Andrea Coleman is a Chicago based visual artist who makes digital paintings based on family folklore, that explore the layered nature of memory.
Although the end result of her studio process is ultimately a print on canvas, the method of its creation combines techniques and ideas from painting, film, photography, animation, and murals.
But truly, Coleman’s process begins and ends with storytelling. She listens to the stories members of her family tell her about the past, and then seeks out the other people who were part of the same story and asks them to tell her their version of events. Using a 360 camera, she photographs the locations where these stories took place, empty now, but still reverberation from the aura of past events. She mixes her photographs with family photos that relate to the story being told. She then layers brush marks and splotches of color, and then erases or whites out sections of the image. The details in the image shift and evolve as much as the details in the different versions of the past that people tell her. The process of adding layers to the image honors the fuzzy nature of shared memories; the abstract marks Coleman adds to the image convey a sense of energy and mood—part of the lasting aura of the memory; the act of erasure makes spaces in the image for lost information to reappear, and for hidden trauma be memorialized.

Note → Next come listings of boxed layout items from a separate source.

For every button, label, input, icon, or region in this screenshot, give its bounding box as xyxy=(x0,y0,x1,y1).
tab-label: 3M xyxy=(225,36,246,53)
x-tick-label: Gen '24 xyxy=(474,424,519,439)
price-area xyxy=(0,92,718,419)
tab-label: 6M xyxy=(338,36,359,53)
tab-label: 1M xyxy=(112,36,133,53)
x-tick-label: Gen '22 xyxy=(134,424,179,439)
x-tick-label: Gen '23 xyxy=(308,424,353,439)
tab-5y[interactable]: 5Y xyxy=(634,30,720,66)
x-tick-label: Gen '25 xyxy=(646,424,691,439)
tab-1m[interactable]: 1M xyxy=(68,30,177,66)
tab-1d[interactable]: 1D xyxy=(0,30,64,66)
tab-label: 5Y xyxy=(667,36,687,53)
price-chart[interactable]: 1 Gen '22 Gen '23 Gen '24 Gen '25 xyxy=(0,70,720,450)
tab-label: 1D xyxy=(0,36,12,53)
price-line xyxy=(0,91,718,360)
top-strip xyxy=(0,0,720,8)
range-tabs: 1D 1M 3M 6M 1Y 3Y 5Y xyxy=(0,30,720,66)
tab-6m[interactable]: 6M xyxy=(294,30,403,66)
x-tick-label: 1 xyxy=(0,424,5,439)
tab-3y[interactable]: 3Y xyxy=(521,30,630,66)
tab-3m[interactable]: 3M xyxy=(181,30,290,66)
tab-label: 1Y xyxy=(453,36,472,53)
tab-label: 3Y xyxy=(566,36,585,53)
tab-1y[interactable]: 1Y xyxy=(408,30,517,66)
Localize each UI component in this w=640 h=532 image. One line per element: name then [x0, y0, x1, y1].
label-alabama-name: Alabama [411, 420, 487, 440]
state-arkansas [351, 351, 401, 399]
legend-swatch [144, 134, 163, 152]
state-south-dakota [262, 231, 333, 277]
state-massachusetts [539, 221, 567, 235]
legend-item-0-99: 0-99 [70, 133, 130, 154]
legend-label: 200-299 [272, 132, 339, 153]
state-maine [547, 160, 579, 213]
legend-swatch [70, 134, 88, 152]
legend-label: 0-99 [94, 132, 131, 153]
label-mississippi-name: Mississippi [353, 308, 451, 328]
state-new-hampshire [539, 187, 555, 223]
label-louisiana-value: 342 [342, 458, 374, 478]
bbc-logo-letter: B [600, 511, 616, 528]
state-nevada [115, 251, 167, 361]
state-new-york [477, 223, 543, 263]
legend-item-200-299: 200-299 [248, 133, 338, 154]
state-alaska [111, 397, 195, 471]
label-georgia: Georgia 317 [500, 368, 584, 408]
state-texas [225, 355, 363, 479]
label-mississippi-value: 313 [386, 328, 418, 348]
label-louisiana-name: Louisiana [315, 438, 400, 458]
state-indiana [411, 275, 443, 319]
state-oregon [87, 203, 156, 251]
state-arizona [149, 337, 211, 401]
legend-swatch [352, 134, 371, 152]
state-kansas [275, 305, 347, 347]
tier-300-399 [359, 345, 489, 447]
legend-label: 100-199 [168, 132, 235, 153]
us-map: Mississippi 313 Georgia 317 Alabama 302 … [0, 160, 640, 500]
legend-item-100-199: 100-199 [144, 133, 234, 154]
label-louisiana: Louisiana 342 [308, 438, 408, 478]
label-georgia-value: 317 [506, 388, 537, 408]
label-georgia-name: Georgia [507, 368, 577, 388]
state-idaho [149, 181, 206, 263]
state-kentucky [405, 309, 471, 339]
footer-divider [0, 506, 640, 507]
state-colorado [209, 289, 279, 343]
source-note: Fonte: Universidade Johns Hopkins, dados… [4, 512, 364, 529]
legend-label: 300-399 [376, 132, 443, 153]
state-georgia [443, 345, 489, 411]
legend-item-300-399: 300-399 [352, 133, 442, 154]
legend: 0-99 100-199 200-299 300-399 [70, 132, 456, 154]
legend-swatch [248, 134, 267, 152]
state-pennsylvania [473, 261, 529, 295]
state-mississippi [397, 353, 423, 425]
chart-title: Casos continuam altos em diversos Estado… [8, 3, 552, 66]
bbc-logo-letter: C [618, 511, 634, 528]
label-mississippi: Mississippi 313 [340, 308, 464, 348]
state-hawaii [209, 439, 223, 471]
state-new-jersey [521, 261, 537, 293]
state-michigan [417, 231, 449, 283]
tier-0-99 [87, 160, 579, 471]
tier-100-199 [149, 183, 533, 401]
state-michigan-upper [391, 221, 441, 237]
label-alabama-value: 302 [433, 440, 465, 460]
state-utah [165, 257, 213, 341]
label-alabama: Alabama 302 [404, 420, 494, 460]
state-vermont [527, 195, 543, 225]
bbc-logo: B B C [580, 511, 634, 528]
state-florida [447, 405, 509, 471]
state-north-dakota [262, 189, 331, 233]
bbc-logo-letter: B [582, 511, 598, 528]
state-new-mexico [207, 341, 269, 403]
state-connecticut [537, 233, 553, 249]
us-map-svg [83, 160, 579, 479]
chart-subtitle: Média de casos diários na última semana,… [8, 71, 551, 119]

“These images that I make welcome the complexities of re-remembering,” Coleman says. “The story is bigger than itself. When you go and sit down with a certain person, they’ll tell you a story, and regardless if you’ve heard the story, you’ll be intrigued because you’re hearing their perspective on the story. It tells about the person, and it tells you about your history, and it also tells you about the nature of storytelling in general.”
While rooted in the past, Coleman’s images feel liberated from nostalgia. Their mixture of painterly layers and missing parts gives them a sense of mystery that makes room for the idea that these stories and the people who remember them are still very much alive and in process.
“The people in the images are the important figures,” Coleman says. “They are what made the fabric of who I am. I want to honor them with this ritual reminiscing.”